Preaching against the ugliness of sin, and preaching God’s intended law for keeping the peace are vital components of the gospel.  You simply cannot preach a “Savior” unless He has something to save you from, and that death-dealing curse, that “from,” is sin itself.  We are in this particular mess because we don’t call homosexuality what it is: gross, ugly, abominable, sterile, dead, disgusting. If you love a homosexual you show your love by encouraging him to abhor his inclinations, just as you would show your love for a liar by teaching him to hate deception.  There’s a way back, but only if they know they are lost.

But, you counter, how can the church really preach this kind of hatred?  In the first place, it’s not hatred. It’s truth-telling. In the 2nd place, you are up against people who have flat-out demanded that any critique of homosexuality constitutes “hate.”   You don’t get it, do you, Christian?  YOU are being called the hatemonger for advocating a standard.  Consider God’s very plain teaching:

..and in the same way also the men abandoned the natural function of the woman and burned in their desire toward one another, men with men committing indecent acts and receiving in their own persons the due penalty of their error. And just as they did not see fit to acknowledge God any longer, God gave them over to a depraved mind, to do those things which are not proper, being filled with all unrighteousness..

 Is there any way to make those words less than what they are?  More palatable?  More seeker-friendly?  When was the last time you told someone they had a “depraved mind?”  Does your pastor call “gay” sex “indecent” and “unnatural” or is he merely welcoming without getting specific?  Likewise, if a “gay” activist decides to call you “hate-filled,” is your enemy mincing words?
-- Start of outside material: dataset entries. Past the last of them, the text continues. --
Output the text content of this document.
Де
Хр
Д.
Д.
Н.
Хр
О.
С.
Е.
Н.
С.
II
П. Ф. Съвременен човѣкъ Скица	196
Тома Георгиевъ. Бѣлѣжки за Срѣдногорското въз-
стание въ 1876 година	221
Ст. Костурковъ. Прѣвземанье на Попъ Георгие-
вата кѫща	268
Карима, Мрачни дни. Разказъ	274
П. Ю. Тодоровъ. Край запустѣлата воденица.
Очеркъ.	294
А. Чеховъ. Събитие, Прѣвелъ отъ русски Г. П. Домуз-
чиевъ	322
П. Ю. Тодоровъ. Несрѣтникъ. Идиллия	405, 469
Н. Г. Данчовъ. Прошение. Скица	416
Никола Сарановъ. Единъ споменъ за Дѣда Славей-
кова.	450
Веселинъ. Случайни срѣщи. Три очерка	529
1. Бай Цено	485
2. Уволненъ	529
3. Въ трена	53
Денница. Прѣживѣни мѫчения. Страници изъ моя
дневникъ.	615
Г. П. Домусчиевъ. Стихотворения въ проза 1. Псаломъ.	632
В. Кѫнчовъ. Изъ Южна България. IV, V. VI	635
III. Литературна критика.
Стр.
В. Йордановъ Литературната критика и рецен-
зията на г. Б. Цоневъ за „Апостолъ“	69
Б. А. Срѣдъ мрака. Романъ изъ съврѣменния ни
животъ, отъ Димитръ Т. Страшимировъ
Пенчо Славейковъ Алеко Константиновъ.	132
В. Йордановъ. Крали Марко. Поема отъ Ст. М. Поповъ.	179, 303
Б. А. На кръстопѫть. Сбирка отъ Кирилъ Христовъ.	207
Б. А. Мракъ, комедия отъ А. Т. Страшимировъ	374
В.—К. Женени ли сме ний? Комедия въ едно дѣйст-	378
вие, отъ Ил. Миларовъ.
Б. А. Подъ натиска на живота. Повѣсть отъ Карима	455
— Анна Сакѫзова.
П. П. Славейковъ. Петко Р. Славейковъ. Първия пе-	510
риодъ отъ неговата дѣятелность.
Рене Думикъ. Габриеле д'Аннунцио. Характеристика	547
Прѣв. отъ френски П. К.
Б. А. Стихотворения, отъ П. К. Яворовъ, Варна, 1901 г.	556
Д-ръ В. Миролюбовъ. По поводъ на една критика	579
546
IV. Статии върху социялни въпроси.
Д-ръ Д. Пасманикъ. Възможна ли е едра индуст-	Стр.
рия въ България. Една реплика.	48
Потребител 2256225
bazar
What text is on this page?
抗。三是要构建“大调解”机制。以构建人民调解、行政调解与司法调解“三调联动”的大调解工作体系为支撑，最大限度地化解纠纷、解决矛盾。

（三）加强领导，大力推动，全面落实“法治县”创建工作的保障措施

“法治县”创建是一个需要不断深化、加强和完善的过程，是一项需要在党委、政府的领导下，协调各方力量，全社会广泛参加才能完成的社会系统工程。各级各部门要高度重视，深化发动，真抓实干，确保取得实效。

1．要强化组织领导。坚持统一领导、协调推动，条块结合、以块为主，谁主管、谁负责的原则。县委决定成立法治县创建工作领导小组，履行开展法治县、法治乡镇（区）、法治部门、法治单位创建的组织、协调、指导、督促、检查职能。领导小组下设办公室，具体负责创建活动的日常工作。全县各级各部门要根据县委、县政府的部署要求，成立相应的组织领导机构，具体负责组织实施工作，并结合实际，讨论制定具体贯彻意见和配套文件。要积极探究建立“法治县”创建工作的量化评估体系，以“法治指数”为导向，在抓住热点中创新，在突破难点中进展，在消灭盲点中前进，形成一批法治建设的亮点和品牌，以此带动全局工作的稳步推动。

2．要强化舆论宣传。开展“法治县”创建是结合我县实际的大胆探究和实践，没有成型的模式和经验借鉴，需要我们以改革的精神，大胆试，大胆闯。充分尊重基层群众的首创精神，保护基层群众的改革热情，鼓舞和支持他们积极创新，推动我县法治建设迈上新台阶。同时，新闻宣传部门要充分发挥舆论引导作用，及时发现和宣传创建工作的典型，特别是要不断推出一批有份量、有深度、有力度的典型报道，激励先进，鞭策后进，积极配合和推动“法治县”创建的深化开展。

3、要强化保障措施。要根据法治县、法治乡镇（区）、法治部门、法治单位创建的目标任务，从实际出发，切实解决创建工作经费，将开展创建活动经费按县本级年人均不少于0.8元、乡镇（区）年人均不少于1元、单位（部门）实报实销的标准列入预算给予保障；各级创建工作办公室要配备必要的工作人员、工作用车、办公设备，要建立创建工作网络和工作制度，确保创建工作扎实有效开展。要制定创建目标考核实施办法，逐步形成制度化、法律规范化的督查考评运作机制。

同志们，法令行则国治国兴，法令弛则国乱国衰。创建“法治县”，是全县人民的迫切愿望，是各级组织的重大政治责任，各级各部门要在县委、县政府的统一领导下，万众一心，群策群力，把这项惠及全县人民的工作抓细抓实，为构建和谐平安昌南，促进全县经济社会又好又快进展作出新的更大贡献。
Does he have any doubt about what he believes?

The gospel means I have to hear it all.  I have to hear how depraved I am, what a lustful, proud, inconsiderate lout I am. I should hear that I am DEAD IN MY SINS before and without Christ’s intervening grace.  I have to hear it, until it makes me weep, until it makes me crawl to the cross for mercy.

You don’t really love the homosexual if you tell him any less.